Adapting the Variance-Covariance Matrix

As has been noted before, there have been instances of chains simply failing to mix. While this seems rather silly in principle (sooner or later, after all, some mixing should happen and it should eventually be good enough to get convergence by various ergodicity theorems), it is rather annoying in practice.

In thinking about this problem, I have concluded that, despite the assurances of BCIMA that the chain is actually from the target distribution, it provides no assurance that the resultant chain (when the length is picked a priori) will be useful at all. This might be called the curse of slow mixing. Part of the point of targeting a 20% acceptance ratio is that the probability that, in continuous state spaces, the chain has failed to move at least once is a 32%, thus, if one were to generate five times the number of desired points and then take every fifth (a reasonable if time expensive procedure), then one can reasonably expect good mixing of the final subsample. But dropping down to a 10% acceptance ratio, the probability of failing to move after five steps is 59%.
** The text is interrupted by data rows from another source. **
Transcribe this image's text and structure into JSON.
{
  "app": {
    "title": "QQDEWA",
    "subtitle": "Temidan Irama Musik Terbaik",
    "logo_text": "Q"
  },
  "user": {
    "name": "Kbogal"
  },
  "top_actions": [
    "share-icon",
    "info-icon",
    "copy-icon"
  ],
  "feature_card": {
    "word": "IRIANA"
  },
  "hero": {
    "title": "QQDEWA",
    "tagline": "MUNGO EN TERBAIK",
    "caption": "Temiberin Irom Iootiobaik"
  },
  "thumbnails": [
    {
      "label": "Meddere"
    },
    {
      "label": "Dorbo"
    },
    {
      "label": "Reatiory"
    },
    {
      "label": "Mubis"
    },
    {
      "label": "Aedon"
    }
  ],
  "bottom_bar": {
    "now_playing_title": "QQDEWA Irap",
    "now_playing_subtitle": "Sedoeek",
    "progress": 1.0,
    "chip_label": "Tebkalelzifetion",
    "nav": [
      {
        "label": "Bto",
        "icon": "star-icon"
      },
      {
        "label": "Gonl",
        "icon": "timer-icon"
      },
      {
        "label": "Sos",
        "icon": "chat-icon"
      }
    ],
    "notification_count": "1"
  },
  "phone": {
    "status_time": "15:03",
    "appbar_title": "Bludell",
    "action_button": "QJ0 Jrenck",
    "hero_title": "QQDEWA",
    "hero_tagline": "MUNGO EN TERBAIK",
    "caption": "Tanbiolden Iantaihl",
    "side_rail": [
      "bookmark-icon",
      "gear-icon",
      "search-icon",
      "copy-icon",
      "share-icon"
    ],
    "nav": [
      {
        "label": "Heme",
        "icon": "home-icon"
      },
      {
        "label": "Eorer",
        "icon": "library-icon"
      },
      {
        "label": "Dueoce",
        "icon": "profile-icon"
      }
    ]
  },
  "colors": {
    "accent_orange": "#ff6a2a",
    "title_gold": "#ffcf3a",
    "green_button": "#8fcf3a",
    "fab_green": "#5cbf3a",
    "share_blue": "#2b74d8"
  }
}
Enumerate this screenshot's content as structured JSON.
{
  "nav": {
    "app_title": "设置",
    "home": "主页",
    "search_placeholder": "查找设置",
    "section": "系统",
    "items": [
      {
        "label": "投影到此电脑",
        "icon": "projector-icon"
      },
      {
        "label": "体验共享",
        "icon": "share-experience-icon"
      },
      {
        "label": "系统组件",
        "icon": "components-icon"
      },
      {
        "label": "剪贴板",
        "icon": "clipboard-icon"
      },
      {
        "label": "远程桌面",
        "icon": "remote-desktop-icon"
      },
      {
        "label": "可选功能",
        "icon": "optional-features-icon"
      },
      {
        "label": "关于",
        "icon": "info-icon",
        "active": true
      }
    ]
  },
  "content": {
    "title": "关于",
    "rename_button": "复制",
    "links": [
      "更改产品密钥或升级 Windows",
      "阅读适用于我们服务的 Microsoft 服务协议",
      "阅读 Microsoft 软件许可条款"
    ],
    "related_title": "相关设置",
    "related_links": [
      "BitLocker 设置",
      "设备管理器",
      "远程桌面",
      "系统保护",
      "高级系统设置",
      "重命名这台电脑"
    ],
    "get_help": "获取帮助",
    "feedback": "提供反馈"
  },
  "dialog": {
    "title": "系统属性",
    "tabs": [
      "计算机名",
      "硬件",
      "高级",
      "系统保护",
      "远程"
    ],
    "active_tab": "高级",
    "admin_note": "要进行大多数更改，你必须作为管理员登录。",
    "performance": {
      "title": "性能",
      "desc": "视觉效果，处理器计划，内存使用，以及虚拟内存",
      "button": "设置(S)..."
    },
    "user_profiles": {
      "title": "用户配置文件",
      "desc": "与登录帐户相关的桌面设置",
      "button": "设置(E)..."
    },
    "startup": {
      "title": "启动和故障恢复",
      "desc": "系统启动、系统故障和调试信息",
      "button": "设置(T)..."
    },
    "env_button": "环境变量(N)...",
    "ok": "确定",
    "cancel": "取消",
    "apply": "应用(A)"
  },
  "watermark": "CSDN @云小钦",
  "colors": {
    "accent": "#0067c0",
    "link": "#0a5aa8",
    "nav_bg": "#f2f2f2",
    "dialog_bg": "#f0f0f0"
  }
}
While there is no particular reason to believe that any particular target is appropriate, I have made the decision to include a target mixing rate in the ABCIMA code because of exactly the above fact: if the mixing rate is not reasonably high (between 10% and 30%), then it is hard to generate chains of sufficient length as to be useful without taking a very long time to compute. Since points burned in the process of Backward Coupling are dead computations weight by every measure, it seems intelligent to attempt to make good use of them by using them to attain chains which use a proposal density which is expected to yield a productive chain. This, by almost any measure, is certainly one which mixes enough to explore the space.

A word of note: if the proposal is reasonably close to the target and the state space is continuous, then almost any mixing rate above a certain floor is a good one. The proposal being close to the target means that the candidate samples are coming proportionally from the right parts of the state space and the high mixing means that the chain will shuffle around between points in the high-density regions of the chain.